Une chronique de Christophe Dechêne, instituteur, directeur d'école primaire.

Voici deux ans, 65 000 personnes manifestaient pour le climat dans les rues de Bruxelles. Dans la foulée, des familles ainsi que de nombreux lieux d’éducation et écoles avaient élargi leur champ de réflexion. Une série d’actions permettant de vivre plus en adéquation avec notre planète et ses ressources avaient notamment été imaginées.

Alors que les scientifiques lient clairement l’arrivée possible de nouvelles pandémies ou de situations de crise à la perte de la biodiversité et au réchauffement climatique, l’école fait face à ses urgences sanitaire et pédagogique liées au Covid.
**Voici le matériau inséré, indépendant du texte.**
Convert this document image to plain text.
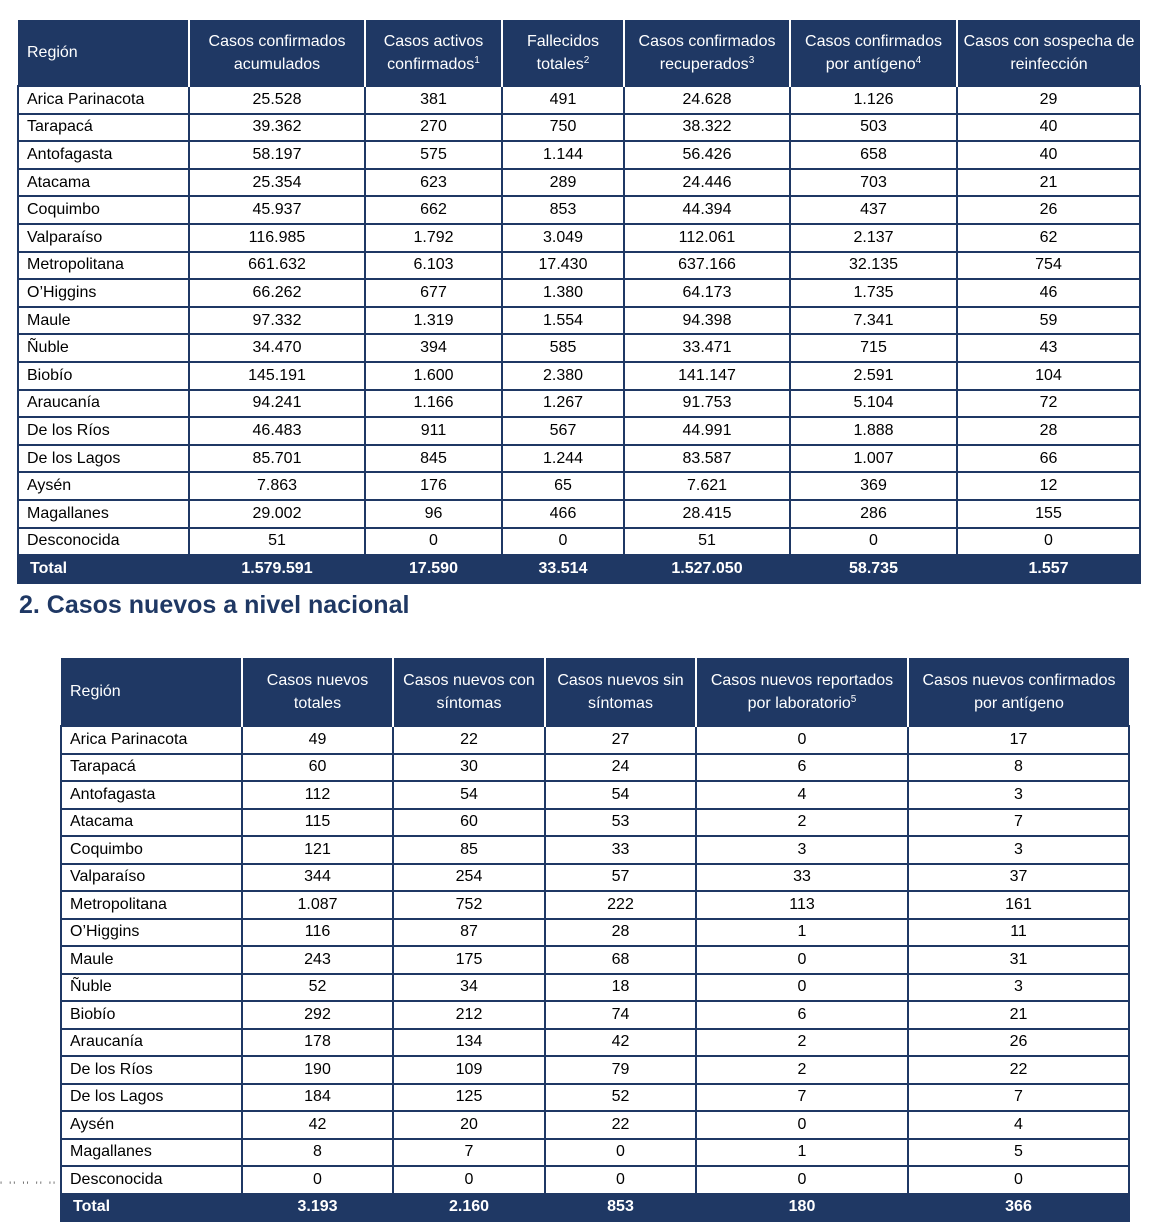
Región	Casos confirmados acumulados	Casos activos confirmados$^1$	Fallecidos totales$^2$	Casos confirmados recuperados$^3$	Casos confirmados por antígeno$^4$	Casos con sospecha de reinfección
Arica Parinacota	25.528	381	491	24.628	1.126	29
Tarapacá	39.362	270	750	38.322	503	40
Antofagasta	58.197	575	1.144	56.426	658	40
Atacama	25.354	623	289	24.446	703	21
Coquimbo	45.937	662	853	44.394	437	26
Valparaíso	116.985	1.792	3.049	112.061	2.137	62
Metropolitana	661.632	6.103	17.430	637.166	32.135	754
O’Higgins	66.262	677	1.380	64.173	1.735	46
Maule	97.332	1.319	1.554	94.398	7.341	59
Ñuble	34.470	394	585	33.471	715	43
Biobío	145.191	1.600	2.380	141.147	2.591	104
Araucanía	94.241	1.166	1.267	91.753	5.104	72
De los Ríos	46.483	911	567	44.991	1.888	28
De los Lagos	85.701	845	1.244	83.587	1.007	66
Aysén	7.863	176	65	7.621	369	12
Magallanes	29.002	96	466	28.415	286	155
Desconocida	51	0	0	51	0	0
Total	1.579.591	17.590	33.514	1.527.050	58.735	1.557
2. Casos nuevos a nivel nacional
Región	Casos nuevos totales	Casos nuevos con síntomas	Casos nuevos sin síntomas	Casos nuevos reportados por laboratorio$^5$	Casos nuevos confirmados por antígeno
Arica Parinacota	49	22	27	0	17
Tarapacá	60	30	24	6	8
Antofagasta	112	54	54	4	3
Atacama	115	60	53	2	7
Coquimbo	121	85	33	3	3
Valparaíso	344	254	57	33	37
Metropolitana	1.087	752	222	113	161
O’Higgins	116	87	28	1	11
Maule	243	175	68	0	31
Ñuble	52	34	18	0	3
Biobío	292	212	74	6	21
Araucanía	178	134	42	2	26
De los Ríos	190	109	79	2	22
De los Lagos	184	125	52	7	7
Aysén	42	20	22	0	4
Magallanes	8	7	0	1	5
Desconocida	0	0	0	0	0
Total	3.193	2.160	853	180	366
' '' '' '' ''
Depuis la rentrée, les instituteurs se concentrent en priorité sur les compétences essentielles tout en composant avec les absences et des écarts qui se sont encore accentués depuis le début du confinement. Ceci leur laisse peu de temps pour aborder d’autres priorités. De plus, comment faire vivre toute cette complexité sachant qu’en code rouge les équipes pédagogiques ne peuvent plus développer certains projets fondamentaux ? Les sorties culturelles sont mises en veilleuse, de même que les conseils d’école qui alimentent la pratique démocratique, les parrainages d’aide entre grands et petits ou les actions collectives en faveur du climat. Ces réalités interpellent ceux qui sont chargés d’éduquer tout l’être.

Retour vers le futur ! D’une génération à l’autre, le regard que portent les élèves de sixième primaire sur le monde et leur école a changé.

Avoir 11 ans en 1976

Parmi mes souvenirs les plus enfouis, celui qui m’a apporté une première conscience au monde restera sans conteste les premiers pas de l’homme sur la Lune. Regarder là-haut et se dire que l’homme y était donnait la sensation que tout était possible. De la crise pétrolière de 73, nous avions surtout retenu les dimanches sans voiture et le plaisir de se promener dans des rues désertes. La canicule de 76 fut simplement pour nous une année plus chaude que les autres. Un bel été !

À l’époque, mon instituteur, taquin, rieur et passionné, enseignait presque exclusivement la grammaire, l’analyse, la conjugaison et l’orthographe ; et en math, les calculs, problèmes et système métrique. Ces matières jalonnaient mes journées. La tenue d’un journal de bord et la présentation d’un JT offraient quelques distractions.

Avoir 11 ans en 2020

Des enfants de sixième nous font partager leur conscience du monde.

Le premier se remémore les débats qui ont suivi la période des attentats terroristes de Paris et Bruxelles avec la présence de deux policiers, gilet pare-balles et mitraillette au poing, à l’entrée de l’école.

Le second évoque l’arrivée en classe d’un primo-arrivant qui raconte son parcours au travers d’un récit instantanément traduit sur le tableau interactif. Entre horreurs et déchirements, qu’ajouter à ce vécu si loin du sien ?

Pour d’autres, qui croire encore ? On entend que le coronavirus aurait été fabriqué par l’homme ! Que le réchauffement climatique ne serait qu’une hausse des températures comme la Terre en a déjà connu ! Qu’il y aurait eu des fraudes massives lors des élections aux USA !

Son institutrice partage son temps de classe avec de multiples intervenants qui aident les élèves, tout en avançant sur le front des objectifs du plan de pilotage [plan que les écoles se fixent pour progresser NdlR]. Elle participe à des concertations, met en place les aménagements raisonnables, différencie sans cesse son enseignement pour tenter de réduire les inégalités et, surtout, jongle entre tous ces impératifs. Pourtant, il lui reste comme un sentiment d’inachevé !

De ses 11 ans, l’enfant de 76 retint que sa vie se déroulait avec une certaine insouciance dans un monde où tout semblait possible. L’enfant de 2020, souvent plongé dans le monde des écrans, l’a assurément perdue, mais savoure les rencontres entre amis.

Les instituteurs étaient tous les deux heureux. Le premier de pouvoir donner une solide formation à ses élèves, le second d’éduquer, d’enseigner mais aussi de les outiller à décoder la complexité d’un monde en perpétuelle mutation.

"On ne naît pas en naissant. On naît quelques années plus tard, quand on prend conscience d’être", disait d’Ormesson. Ceux que nous formons aujourd’hui devront développer cette conscience pour répondre aux urgences et affronter des défis majeurs, jamais rencontrés auparavant. Dans un monde où chacun court sans cesse, prendre le temps de s’arrêter pour y réfléchir ensemble en offrant à nos élèves des moments où l’on développe l’esprit critique et la pensée complexe est devenu prioritaire. Difficile de se passer de ces compétences, elles aussi essentielles.

Titre de la rédaction. Titre original : "S’arrêter pour penser ! De l’insouciance aux urgences."